L’apice viene raggiunto negli anni successivi alla Seconda guerra mondiale, con più di un milione e mezzo di pernottamenti. Nel 1954, Davos conta 24 cliniche. Tra i gestori ci sono i cantoni di pianura che vi inviano i loro malati e altri stati europei, come la Germania, proprietaria di uno dei sanatori più famosi: la clinica Valbella, descritta da Thomas Mann ne «La montagna incantata».
Davos, l’inesorabile declino
La scoperta degli antibiotici, avvenuta negli anni Quaranta del Novecento, ha contribuito in modo deciso a debellare la tubercolosi. «Da allora», commenta Margrit Wyder, «la maggior parte dei sanatori sono stati chiusi». I continui progressi della medicina, che hanno portato ai malati dei farmaci migliori e meno costosi dei soggiorni in alta quota, hanno segnato anche il destino di Davos.

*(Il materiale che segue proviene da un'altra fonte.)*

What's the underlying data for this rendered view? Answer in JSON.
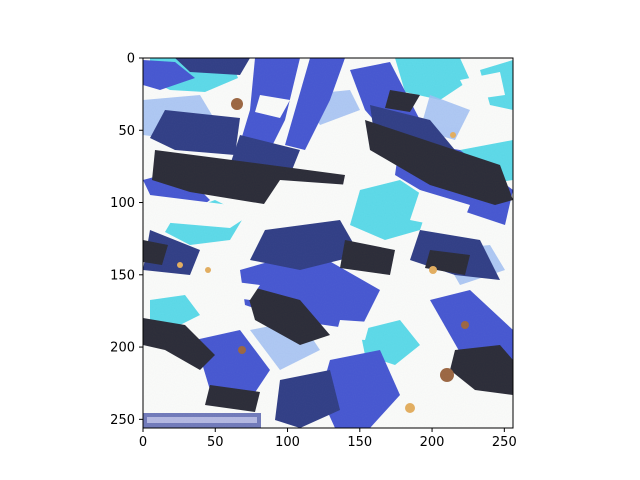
{
  "chart_data": {
    "type": "heatmap",
    "title": "",
    "xlabel": "",
    "ylabel": "",
    "image_size": [
      256,
      256
    ],
    "xlim": [
      0,
      256
    ],
    "ylim": [
      256,
      0
    ],
    "x_ticks": [
      0,
      50,
      100,
      150,
      200,
      250
    ],
    "y_ticks": [
      0,
      50,
      100,
      150,
      200,
      250
    ],
    "y_axis_inverted": true,
    "grid": false,
    "content": "abstract texture of diagonal dark-navy and royal-blue streaks with black ridges, cyan patches and white highlights, small brown/orange specks",
    "colors": {
      "white": "#fbfcf8",
      "navy": "#0a1a6e",
      "royal_blue": "#2438c8",
      "cyan": "#3ed4e4",
      "light_blue": "#8fb4f0",
      "black": "#030410",
      "brown": "#8a4a1c",
      "orange": "#e0a040",
      "corner_strip": "#3a46a0"
    }
  },
  "axes": {
    "x_tick_labels": [
      "0",
      "50",
      "100",
      "150",
      "200",
      "250"
    ],
    "y_tick_labels": [
      "0",
      "50",
      "100",
      "150",
      "200",
      "250"
    ]
  }
}
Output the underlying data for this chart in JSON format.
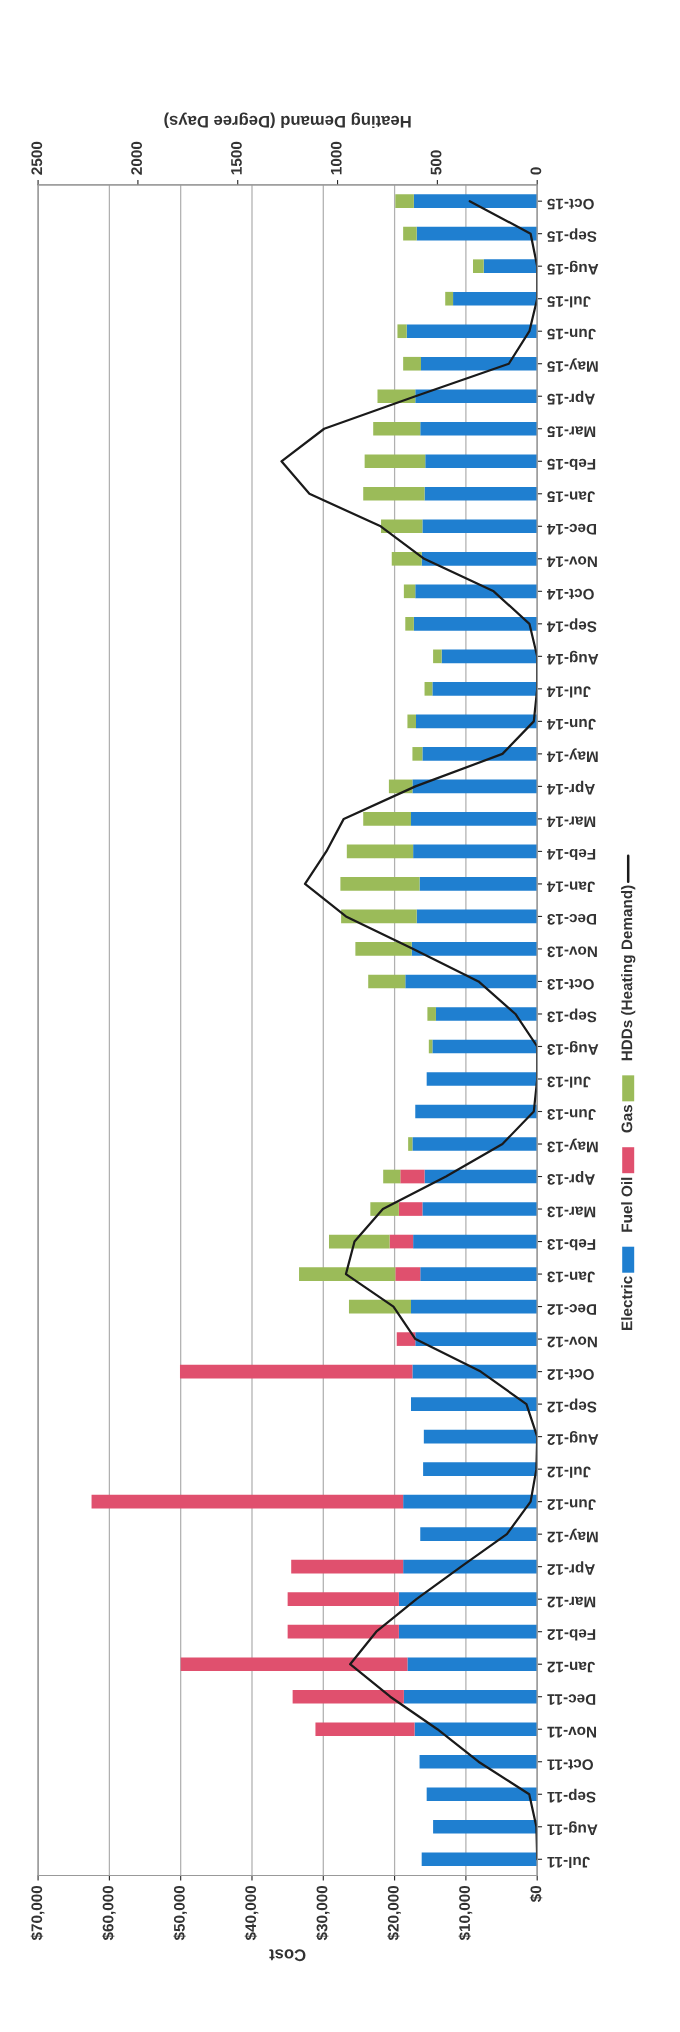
{
  "chart_data": {
    "type": "bar",
    "orientation": "horizontal",
    "stacked": true,
    "xlabel": "Cost",
    "x2label": "Heating Demand (Degree Days)",
    "categories": [
      "Oct-15",
      "Sep-15",
      "Aug-15",
      "Jul-15",
      "Jun-15",
      "May-15",
      "Apr-15",
      "Mar-15",
      "Feb-15",
      "Jan-15",
      "Dec-14",
      "Nov-14",
      "Oct-14",
      "Sep-14",
      "Aug-14",
      "Jul-14",
      "Jun-14",
      "May-14",
      "Apr-14",
      "Mar-14",
      "Feb-14",
      "Jan-14",
      "Dec-13",
      "Nov-13",
      "Oct-13",
      "Sep-13",
      "Aug-13",
      "Jul-13",
      "Jun-13",
      "May-13",
      "Apr-13",
      "Mar-13",
      "Feb-13",
      "Jan-13",
      "Dec-12",
      "Nov-12",
      "Oct-12",
      "Sep-12",
      "Aug-12",
      "Jul-12",
      "Jun-12",
      "May-12",
      "Apr-12",
      "Mar-12",
      "Feb-12",
      "Jan-12",
      "Dec-11",
      "Nov-11",
      "Oct-11",
      "Sep-11",
      "Aug-11",
      "Jul-11"
    ],
    "series": [
      {
        "name": "Electric",
        "color": "#1f7fd0",
        "values": [
          17300,
          16900,
          7500,
          11800,
          18300,
          16300,
          17100,
          16400,
          15700,
          15800,
          16100,
          16200,
          17100,
          17300,
          13400,
          14700,
          17000,
          16100,
          17500,
          17700,
          17400,
          16500,
          16900,
          17600,
          18500,
          14200,
          14700,
          15500,
          17100,
          17500,
          15800,
          16100,
          17400,
          16400,
          17700,
          17100,
          17500,
          17700,
          15900,
          16000,
          18800,
          16400,
          18800,
          19400,
          19400,
          18200,
          18700,
          17200,
          16500,
          15500,
          14600,
          16200
        ]
      },
      {
        "name": "Fuel Oil",
        "color": "#e0506e",
        "values": [
          0,
          0,
          0,
          0,
          0,
          0,
          0,
          0,
          0,
          0,
          0,
          0,
          0,
          0,
          0,
          0,
          0,
          0,
          0,
          0,
          0,
          0,
          0,
          0,
          0,
          0,
          0,
          0,
          0,
          0,
          3400,
          3300,
          3300,
          3500,
          0,
          2600,
          32600,
          0,
          0,
          0,
          43700,
          0,
          15700,
          15600,
          15600,
          31800,
          15600,
          13900,
          0,
          0,
          0,
          0
        ]
      },
      {
        "name": "Gas",
        "color": "#9bbb59",
        "values": [
          2600,
          1900,
          1500,
          1100,
          1300,
          2500,
          5300,
          6600,
          8500,
          8600,
          5800,
          4200,
          1600,
          1200,
          1200,
          1100,
          1200,
          1400,
          3300,
          6700,
          9300,
          11100,
          10600,
          7900,
          5200,
          1200,
          500,
          0,
          0,
          600,
          2400,
          4000,
          8500,
          13500,
          8700,
          0,
          0,
          0,
          0,
          0,
          0,
          0,
          0,
          0,
          0,
          0,
          0,
          0,
          0,
          0,
          0,
          0
        ]
      },
      {
        "name": "HDDs (Heating Demand)",
        "type": "line",
        "axis": "x2",
        "color": "#1a1a1a",
        "values": [
          338,
          33,
          0,
          0,
          39,
          142,
          610,
          1067,
          1281,
          1141,
          784,
          566,
          218,
          39,
          0,
          0,
          17,
          174,
          610,
          969,
          1056,
          1163,
          958,
          621,
          294,
          109,
          0,
          0,
          17,
          174,
          457,
          773,
          915,
          958,
          720,
          610,
          283,
          54,
          0,
          4,
          33,
          152,
          381,
          605,
          806,
          937,
          736,
          500,
          294,
          40,
          4,
          0
        ]
      }
    ],
    "xlim": [
      70000,
      0
    ],
    "xticks": [
      {
        "value": 70000,
        "label": "$70,000"
      },
      {
        "value": 60000,
        "label": "$60,000"
      },
      {
        "value": 50000,
        "label": "$50,000"
      },
      {
        "value": 40000,
        "label": "$40,000"
      },
      {
        "value": 30000,
        "label": "$30,000"
      },
      {
        "value": 20000,
        "label": "$20,000"
      },
      {
        "value": 10000,
        "label": "$10,000"
      },
      {
        "value": 0,
        "label": "$0"
      }
    ],
    "x2lim": [
      2500,
      0
    ],
    "x2ticks": [
      2500,
      2000,
      1500,
      1000,
      500,
      0
    ],
    "grid": "x",
    "legend": "right"
  }
}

Il momento di recessione è la goccia che rischia di fare traboccare il vaso. Malgrado gli sforzi della località turistica grigionese, che con le cliniche vede volatilizzarsi delle importanti ricadute economiche, solo il centro Clavadel, gestito dal canton Zurigo, non ha per il momento problemi finanziari.

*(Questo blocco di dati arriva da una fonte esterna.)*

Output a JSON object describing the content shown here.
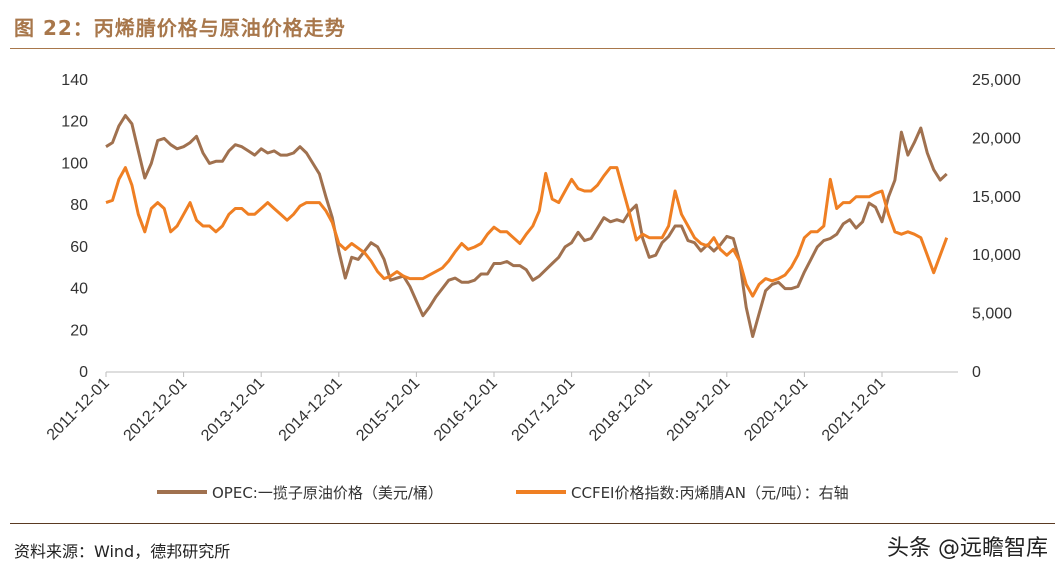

Delle altre sei cliniche ancora in piedi ad inizio 2004, una ha chiuso (la clinica Valbella, tedesca), una chiuderà in marzo (la clinica dei cantoni Sciaffusa e Turgovia), una è fallita (la Alexanderhaus, tedesca) e per le altre ci sono fusioni o problemi finanziari in vista.
A Davos, così come alle altre località alpine che avevano fatto delle cure mediche il loro punto di forza, non resta che cercare di orientarsi verso altre tendenze, come i soggiorni «welness» o le forme di riabilitazione leggera, durante le quali il paziente alloggia in un albergo ed è assistito medicalmente in modo puntuale.
L’incanto è passato
L’epoca d’oro delle cliniche d’alta quota è tramontata. Ai nostalgici non resta che rileggersi «La montagna incantata», un romanzo che alla sua uscita, nel 1924, «non era piaciuto per niente alla gente di Davos», ma che oggi la località grigionese cita con orgoglio.
«Thomas Mann», racconta Margrit Wyder, «aveva già un’attitudine critica. Il suo personaggio, un giovane di Amburgo, arriva a Davos e si sente dire dai medici: “Lei è malato, resti qui”. La descrizione della vita nella clinica rivela che anche lì la gente muore, che i medici vogliono guadagnare denaro e che fanno di tutto per trattenere i pazienti il più a lungo possibile».
Ma per quanto critica, la testimonianza dell’autore tedesco è parte integrante di un pezzo di storia alpina, il cui ricordo, conclude Margrit Wyder, «si sta perdendo molto in fretta».
swissinfo, Doris Lucini
1853: Con l’arrivo del medico tedesco A. Spengler, Davos diventa il primo centro di cure in alta quota (1560.s.m.)
1924: Esce il romanzo «La montagna incantata» di T.Mann, ambientato a Davos.
1950: Davos conta un milione e mezzo di pernottamenti e 24 cliniche.
2004: 200’000 pernottamenti, 7 cliniche ad inizio anno, 4 continueranno nel 2005.
Verso la metà del XIX secolo si è convinti che la guarigione dalla tubercolosi sia favorita dai soggiorni in montagna.
Da un punto di vista medico, solo gli ammalati di tubercolosi ossea traggono effettivo giovamento dai bagni di sole e dal clima alpino. L’aria di montagna ha comunque un influsso positivo su chi soffre di asma e allergie.
A Davos le cliniche sono un fattore economico importante. La chiusura di due cliniche priverà il comune di mezzo milione di franchi d’introiti fiscali.
Toccata anche l’economia locale. Il rifornimento alimentare delle cliniche, per esempio, fa confluire 200’000 franchi nelle casse della latteria di Davos.